Variane Gabriel F T, Pietrobom Rafaela F R, Noh Caroline Y, Van Meurs Krisa P, Chock Valerie Y
Division of Neonatology, Department of Pediatrics, Irmandade da Santa Casa de Misericórdia de São Paulo, São Paulo, Brazil.
Clinical Research Department, Protecting Brains and Saving Futures Organization, São Paulo, Brazil.
Front Pediatr. 2023 Apr 28;11:1111347. doi: 10.3389/fped.2023.1111347. eCollection 2023.
Continuous neuromonitoring in the neonatal intensive care unit allows for bedside assessment of brain oxygenation and perfusion as well as cerebral function and seizure identification. Near-infrared spectroscopy (NIRS) reflects the balance between oxygen delivery and consumption, and use of multisite monitoring of regional oxygenation provides organ-specific assessment of perfusion. With understanding of the underlying principles of NIRS as well as the physiologic factors which impact oxygenation and perfusion of the brain, kidneys and bowel, changes in neonatal physiology can be more easily recognized by bedside providers, allowing for appropriate, targeted interventions. Amplitude-integrated electroencephalography (aEEG) allows continuous bedside evaluation of cerebral background activity patterns indicative of the level of cerebral function as well as identification of seizure activity. Normal background patterns are reassuring while abnormal background patterns indicate abnormal brain function. Combining brain monitoring information together with continuous vital sign monitoring (blood pressure, pulse oximetry, heart rate and temperature) at the bedside may be described as multi-modality monitoring and facilitates understanding of physiology. We describe 10 cases in critically ill neonates that demonstrate how comprehensive multimodal monitoring provided greater recognition of the hemodynamic status and its impact on cerebral oxygenation and cerebral function thereby informing treatment decisions. We anticipate that there are numerous other uses of NIRS as well as NIRS in conjunction with aEEG which are yet to be reported.
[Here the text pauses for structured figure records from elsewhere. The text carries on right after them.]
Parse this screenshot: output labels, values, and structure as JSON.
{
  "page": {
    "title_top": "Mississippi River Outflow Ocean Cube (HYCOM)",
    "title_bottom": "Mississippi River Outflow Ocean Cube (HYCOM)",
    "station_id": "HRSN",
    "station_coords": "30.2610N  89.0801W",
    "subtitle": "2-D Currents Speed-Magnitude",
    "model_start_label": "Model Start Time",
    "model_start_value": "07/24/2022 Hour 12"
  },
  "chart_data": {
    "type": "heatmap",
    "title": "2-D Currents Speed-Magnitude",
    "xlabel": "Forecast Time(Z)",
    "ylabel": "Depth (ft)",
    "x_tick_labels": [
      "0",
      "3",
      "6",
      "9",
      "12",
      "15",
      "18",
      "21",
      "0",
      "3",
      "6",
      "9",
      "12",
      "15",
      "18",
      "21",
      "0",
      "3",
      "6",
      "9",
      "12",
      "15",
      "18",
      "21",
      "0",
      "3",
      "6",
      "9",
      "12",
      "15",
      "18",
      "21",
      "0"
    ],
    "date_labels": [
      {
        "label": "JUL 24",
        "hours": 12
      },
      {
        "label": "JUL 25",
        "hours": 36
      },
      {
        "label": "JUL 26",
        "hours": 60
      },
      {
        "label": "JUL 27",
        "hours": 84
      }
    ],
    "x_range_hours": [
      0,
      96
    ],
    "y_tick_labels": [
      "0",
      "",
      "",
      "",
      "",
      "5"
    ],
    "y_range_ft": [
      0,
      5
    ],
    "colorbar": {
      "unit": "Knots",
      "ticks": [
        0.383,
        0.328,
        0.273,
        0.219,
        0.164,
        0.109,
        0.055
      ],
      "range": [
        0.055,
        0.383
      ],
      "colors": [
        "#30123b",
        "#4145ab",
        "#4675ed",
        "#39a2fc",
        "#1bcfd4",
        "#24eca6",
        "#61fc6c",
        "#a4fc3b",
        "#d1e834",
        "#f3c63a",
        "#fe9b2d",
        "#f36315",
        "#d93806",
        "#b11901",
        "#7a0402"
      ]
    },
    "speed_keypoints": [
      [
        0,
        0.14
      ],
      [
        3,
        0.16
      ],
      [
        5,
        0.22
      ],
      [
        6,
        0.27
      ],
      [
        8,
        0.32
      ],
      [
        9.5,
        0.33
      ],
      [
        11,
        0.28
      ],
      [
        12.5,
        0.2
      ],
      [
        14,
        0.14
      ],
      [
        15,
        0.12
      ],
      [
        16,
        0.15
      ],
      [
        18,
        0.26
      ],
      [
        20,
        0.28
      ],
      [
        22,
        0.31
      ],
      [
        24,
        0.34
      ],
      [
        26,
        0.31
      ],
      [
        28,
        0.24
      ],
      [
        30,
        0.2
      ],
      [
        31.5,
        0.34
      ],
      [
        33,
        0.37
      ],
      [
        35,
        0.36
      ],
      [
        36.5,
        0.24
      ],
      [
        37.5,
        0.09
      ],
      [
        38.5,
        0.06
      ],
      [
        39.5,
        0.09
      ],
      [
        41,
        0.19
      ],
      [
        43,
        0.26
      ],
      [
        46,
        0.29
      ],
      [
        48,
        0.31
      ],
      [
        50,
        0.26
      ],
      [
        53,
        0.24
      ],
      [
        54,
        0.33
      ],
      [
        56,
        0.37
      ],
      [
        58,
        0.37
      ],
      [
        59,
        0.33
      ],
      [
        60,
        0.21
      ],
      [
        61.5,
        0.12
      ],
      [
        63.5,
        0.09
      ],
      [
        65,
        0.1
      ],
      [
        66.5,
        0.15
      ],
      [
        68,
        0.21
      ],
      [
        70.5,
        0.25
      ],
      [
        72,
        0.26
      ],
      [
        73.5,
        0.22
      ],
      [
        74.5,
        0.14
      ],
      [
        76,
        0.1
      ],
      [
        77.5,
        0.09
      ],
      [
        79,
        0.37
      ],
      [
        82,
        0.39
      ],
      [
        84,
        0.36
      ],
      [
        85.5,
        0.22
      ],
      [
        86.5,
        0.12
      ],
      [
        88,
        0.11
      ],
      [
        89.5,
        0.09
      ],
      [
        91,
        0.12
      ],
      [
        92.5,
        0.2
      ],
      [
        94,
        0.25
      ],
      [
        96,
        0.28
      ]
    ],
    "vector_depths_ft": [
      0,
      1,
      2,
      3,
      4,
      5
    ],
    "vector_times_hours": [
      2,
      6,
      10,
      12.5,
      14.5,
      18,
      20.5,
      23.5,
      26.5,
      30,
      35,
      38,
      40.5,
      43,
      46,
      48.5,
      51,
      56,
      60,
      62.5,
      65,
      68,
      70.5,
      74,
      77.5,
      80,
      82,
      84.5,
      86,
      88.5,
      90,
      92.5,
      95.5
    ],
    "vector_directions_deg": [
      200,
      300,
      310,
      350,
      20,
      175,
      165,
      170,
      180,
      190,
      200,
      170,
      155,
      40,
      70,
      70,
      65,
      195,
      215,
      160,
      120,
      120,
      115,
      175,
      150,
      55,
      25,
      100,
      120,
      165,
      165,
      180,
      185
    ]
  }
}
新生儿重症监护病房中的连续神经监测可实现对脑氧合、灌注以及脑功能和癫痫识别的床边评估。近红外光谱(NIRS)反映了氧输送与消耗之间的平衡,多部位区域氧合监测可对灌注进行器官特异性评估。了解NIRS的基本原理以及影响脑、肾和肠道氧合与灌注的生理因素后,床边医护人员就能更轻松地识别新生儿生理变化,从而进行适当的针对性干预。振幅整合脑电图(aEEG)可对指示脑功能水平的脑背景活动模式进行连续床边评估,并识别癫痫活动。正常的背景模式让人安心,而异常的背景模式则表明脑功能异常。将脑监测信息与床边连续生命体征监测(血压、脉搏血氧饱和度、心率和体温)相结合,可称为多模式监测,有助于理解生理状况。我们描述了10例危重新生儿病例,展示了全面的多模式监测如何能更好地识别血流动力学状态及其对脑氧合和脑功能的影响,从而为治疗决策提供依据。我们预计NIRS以及NIRS与aEEG联合还有许多其他尚未报道的用途。